I don't necessarily think it's all about the fees, it's the added extras. At our local independent it costs £35 for 2 hours ta support. In a state school a child would receive all interventions needed and get lots of support without the added stress of having to find the money to pay for it.

Toughasoldboots Mon 01-Feb-16 11:47:54

I don't agree, I had my dd2 in two state schools with no support for her ASD , despite IEP. She gets fantastic support at her private school for no extra charge.

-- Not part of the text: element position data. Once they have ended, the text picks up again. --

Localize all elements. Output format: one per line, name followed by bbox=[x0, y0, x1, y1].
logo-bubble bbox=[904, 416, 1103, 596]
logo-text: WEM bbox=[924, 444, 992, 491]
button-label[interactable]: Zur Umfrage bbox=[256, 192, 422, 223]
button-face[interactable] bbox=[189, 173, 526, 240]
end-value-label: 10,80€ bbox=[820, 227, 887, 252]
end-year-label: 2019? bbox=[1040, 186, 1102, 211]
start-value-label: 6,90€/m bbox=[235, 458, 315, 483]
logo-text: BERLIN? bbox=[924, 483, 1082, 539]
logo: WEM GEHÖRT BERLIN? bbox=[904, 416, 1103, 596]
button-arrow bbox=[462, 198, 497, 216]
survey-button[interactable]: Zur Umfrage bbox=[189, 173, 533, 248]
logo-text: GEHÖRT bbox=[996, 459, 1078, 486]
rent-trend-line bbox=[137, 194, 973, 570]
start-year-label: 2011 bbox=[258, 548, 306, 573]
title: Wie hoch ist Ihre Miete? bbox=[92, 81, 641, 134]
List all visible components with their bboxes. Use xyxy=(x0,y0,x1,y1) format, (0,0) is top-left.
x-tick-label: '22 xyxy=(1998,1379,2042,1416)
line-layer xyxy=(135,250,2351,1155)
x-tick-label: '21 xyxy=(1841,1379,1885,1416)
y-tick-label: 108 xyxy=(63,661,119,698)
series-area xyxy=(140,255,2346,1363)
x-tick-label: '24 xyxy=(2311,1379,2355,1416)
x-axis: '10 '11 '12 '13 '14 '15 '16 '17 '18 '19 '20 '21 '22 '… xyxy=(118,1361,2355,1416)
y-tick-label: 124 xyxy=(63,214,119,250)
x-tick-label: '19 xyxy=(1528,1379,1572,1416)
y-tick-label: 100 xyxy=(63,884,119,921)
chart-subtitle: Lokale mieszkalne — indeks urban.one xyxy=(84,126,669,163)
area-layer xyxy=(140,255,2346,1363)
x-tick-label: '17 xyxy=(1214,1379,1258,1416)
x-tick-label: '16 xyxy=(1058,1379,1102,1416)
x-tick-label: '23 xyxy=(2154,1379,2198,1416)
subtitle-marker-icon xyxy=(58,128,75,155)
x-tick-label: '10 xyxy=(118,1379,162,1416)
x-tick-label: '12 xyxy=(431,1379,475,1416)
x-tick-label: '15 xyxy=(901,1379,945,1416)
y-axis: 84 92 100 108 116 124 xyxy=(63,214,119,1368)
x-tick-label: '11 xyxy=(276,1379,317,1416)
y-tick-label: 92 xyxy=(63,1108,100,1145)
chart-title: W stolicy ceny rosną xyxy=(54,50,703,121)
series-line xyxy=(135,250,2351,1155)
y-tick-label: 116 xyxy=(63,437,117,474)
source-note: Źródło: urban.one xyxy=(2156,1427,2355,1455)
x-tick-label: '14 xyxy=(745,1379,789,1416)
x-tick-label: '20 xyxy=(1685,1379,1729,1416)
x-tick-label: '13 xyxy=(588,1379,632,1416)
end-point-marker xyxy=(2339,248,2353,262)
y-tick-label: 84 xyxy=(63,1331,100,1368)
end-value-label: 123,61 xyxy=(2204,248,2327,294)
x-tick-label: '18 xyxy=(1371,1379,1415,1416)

MadameJosephine Mon 01-Feb-16 12:47:46

tess he says he feels a private education would have given him more than just good grades. He thinks that he would be more 'well rounded' and have more confidence and that he would have been surrounded by children from families who valued education and that he wouldn't have been singled out so much as the slightly wierd 'swot'. He felt he should have been supported and encouraged more at school and is relishing being at uni as he isn't top of every class anymore. (He'd kill me for saying this but I think he also thinks he would have got an offer for Cambridge if he'd gone private, not because of bias but because he wouldn't have felt so nervous at the interview)

The school I am looking at for DD actually isn't academically selective, they take children of all abilities but I was very impressed with the teachers and the facilities when I visited, especially as all before and after school care is included in the fees. I work full time and would have to find and pay for suitable care if she went to state school.